Clara, this is magnificent. I am breathless, shaken, at a loss for anything meaningful enough to say except you have honored your mother’s memory in a profound way.
Cathy – Again, thank you for your generous and sensitive response to my post. I am lucky to have such as reader as you. This was a difficult post to write, but I feel so lucky I was able to write it.
Maria, I lost my mother 12 years ago, and your beautiful post, the result of your “inward gazing and quiet time,” is now part of my own healing journey. When she died, a wise mentor told me that I shouldn’t expect to feel close to myself again for three years. Your post rings true to that experience for me.
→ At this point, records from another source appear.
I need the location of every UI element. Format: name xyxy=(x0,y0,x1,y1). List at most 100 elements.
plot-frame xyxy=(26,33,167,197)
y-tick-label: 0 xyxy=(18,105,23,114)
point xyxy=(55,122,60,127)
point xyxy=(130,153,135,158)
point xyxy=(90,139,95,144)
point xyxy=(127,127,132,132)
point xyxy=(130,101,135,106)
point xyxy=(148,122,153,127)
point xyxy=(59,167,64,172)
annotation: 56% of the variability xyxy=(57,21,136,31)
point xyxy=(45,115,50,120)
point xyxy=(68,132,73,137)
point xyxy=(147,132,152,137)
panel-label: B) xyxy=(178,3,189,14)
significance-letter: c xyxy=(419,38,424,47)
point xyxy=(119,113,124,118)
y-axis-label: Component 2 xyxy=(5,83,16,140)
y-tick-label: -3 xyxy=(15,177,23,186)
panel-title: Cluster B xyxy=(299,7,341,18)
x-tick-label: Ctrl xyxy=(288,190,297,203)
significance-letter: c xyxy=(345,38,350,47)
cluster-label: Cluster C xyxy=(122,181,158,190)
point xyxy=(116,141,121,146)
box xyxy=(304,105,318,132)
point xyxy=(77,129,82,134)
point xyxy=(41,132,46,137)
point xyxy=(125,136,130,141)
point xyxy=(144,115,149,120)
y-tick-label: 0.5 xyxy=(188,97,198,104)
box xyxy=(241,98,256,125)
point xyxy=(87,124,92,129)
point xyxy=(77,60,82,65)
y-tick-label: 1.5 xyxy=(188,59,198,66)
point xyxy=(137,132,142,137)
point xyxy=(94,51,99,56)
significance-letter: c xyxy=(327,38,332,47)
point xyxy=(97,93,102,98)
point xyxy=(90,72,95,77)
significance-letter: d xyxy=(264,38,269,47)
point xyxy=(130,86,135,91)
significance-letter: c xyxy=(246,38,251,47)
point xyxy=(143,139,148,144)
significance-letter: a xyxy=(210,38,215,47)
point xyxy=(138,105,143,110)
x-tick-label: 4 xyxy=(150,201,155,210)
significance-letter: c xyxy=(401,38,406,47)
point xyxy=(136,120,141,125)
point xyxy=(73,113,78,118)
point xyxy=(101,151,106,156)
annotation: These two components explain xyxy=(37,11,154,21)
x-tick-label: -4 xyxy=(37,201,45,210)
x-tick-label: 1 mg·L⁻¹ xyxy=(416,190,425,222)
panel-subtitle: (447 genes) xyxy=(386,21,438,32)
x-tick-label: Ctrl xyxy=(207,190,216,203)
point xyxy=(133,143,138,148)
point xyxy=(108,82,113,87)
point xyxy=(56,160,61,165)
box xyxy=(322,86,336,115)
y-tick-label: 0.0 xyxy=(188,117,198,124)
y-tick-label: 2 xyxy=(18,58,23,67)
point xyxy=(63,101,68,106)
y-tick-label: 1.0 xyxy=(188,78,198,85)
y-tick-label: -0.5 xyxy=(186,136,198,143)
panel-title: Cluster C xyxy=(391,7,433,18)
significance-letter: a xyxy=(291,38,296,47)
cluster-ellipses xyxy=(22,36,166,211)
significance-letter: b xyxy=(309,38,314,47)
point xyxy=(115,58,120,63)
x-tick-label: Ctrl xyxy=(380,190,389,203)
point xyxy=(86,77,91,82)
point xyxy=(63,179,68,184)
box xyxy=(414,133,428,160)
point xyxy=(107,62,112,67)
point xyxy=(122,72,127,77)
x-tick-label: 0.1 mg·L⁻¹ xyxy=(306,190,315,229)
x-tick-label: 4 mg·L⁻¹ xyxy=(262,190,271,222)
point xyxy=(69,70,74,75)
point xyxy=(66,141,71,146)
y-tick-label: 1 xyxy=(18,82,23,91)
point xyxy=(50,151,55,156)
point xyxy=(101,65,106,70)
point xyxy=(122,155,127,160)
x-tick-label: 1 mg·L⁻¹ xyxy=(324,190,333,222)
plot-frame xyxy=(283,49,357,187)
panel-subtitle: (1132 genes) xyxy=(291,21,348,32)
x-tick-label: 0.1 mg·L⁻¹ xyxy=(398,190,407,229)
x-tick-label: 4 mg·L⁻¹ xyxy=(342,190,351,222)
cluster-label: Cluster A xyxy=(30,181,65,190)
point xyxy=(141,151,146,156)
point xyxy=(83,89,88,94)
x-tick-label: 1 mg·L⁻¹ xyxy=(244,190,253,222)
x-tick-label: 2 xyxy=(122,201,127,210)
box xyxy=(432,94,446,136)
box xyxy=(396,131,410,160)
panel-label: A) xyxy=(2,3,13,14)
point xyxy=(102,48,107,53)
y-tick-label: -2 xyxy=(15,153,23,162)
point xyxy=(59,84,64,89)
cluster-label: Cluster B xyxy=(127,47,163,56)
You mother sounds like a remarkable woman, and she definitely lives on in you.
Warmly,
Lisa
Lisa, what a wise mentor that was. It is now three years and a few months that my mother died. People say I am beginning to look like her physically. What I do feel is that what she left in me is beginning to surface, and it is profoundly good – even if at times not ‘good’ in the traditional sense.
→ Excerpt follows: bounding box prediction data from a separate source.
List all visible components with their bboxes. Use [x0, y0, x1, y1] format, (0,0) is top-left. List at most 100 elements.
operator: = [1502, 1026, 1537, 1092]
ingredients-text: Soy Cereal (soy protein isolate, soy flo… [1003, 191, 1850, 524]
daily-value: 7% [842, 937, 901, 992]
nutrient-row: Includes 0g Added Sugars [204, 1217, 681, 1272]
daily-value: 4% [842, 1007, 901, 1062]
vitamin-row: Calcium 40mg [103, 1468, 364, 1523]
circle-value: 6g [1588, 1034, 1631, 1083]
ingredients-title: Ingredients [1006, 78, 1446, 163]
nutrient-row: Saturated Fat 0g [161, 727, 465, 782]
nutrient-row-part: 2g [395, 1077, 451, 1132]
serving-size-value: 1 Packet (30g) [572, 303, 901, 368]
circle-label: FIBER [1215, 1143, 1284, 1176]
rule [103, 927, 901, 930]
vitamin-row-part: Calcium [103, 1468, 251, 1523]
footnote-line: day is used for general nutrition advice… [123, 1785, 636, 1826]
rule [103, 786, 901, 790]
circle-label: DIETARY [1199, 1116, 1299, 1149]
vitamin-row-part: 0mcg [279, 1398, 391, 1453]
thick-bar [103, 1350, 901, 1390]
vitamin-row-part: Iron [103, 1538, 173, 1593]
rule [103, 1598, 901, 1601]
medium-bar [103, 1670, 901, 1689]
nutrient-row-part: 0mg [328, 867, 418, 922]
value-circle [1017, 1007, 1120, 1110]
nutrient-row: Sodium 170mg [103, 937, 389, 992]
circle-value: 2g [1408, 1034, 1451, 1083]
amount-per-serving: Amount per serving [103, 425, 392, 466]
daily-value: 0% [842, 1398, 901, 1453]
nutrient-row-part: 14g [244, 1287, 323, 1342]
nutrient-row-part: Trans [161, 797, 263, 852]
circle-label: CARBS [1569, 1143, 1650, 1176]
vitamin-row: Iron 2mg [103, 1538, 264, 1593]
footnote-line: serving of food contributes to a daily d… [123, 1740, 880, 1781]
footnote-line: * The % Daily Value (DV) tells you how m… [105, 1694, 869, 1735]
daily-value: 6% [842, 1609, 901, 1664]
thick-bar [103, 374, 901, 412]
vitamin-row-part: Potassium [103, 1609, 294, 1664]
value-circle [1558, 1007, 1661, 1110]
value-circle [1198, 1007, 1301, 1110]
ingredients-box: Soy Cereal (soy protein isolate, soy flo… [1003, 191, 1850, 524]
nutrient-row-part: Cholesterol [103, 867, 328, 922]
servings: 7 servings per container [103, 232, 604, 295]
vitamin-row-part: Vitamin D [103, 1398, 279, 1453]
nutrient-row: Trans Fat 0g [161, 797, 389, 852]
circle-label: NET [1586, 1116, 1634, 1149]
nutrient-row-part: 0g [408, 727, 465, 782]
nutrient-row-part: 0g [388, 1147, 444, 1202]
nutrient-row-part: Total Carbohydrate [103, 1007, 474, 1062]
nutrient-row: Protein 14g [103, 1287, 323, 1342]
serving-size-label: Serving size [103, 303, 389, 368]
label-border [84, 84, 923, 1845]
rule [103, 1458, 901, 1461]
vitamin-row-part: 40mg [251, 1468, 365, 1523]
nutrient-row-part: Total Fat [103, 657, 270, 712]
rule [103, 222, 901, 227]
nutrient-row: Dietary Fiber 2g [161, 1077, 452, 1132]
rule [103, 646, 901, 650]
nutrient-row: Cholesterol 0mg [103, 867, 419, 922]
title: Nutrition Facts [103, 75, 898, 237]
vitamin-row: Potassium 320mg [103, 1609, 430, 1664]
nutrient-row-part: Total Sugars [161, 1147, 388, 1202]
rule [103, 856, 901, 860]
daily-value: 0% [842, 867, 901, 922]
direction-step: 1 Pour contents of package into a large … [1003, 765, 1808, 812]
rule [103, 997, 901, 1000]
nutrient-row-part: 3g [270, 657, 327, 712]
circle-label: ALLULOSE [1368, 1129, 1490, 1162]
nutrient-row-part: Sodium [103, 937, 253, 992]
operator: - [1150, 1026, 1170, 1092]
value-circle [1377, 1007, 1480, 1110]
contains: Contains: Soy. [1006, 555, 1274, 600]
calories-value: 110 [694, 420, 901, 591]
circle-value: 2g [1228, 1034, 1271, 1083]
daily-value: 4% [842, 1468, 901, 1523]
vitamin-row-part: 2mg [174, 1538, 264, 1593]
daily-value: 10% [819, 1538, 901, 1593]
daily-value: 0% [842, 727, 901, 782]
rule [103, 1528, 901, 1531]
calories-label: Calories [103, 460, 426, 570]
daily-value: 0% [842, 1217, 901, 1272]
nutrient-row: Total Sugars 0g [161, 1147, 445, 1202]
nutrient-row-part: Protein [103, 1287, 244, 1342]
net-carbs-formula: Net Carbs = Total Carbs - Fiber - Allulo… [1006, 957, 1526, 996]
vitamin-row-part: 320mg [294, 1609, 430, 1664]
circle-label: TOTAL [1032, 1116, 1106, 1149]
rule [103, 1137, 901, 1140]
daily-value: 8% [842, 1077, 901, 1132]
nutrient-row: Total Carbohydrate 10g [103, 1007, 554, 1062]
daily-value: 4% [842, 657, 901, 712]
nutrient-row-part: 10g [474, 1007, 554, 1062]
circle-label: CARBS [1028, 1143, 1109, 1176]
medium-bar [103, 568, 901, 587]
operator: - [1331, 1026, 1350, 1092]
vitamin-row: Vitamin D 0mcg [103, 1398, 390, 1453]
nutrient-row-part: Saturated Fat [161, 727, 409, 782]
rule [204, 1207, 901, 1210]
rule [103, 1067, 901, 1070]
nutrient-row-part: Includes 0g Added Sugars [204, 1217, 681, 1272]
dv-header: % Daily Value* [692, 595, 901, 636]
Thank you for your sensitive and generous comments. I hope we will follow each other in our blogs, writings etc …
My thoughts are with you.
Those who pass remain within our hearts always.
xx
Viv – Yes, they do. Thank you for your sensitive comment.
Clara, did you make that speech?
Beautiful tribute. Who really knows the whole person? The conflicting memories and love and curiosity are always there. At my sister’s funeral a woman none of us knew came…Valerie had been a rock to her through difficult times, a mentor, a leader, a model of triumph! I’d forgotten about that sister, having nursed her during her last years of mental and physical illness. But she is what I remember and more – as was your mother. Well done.
Laura – what a lovely comment, thank you. Yep, it’s been quite a journey since I came here last summer. I ended up making a speech about my mother too. It went well and was truly healing on many levels.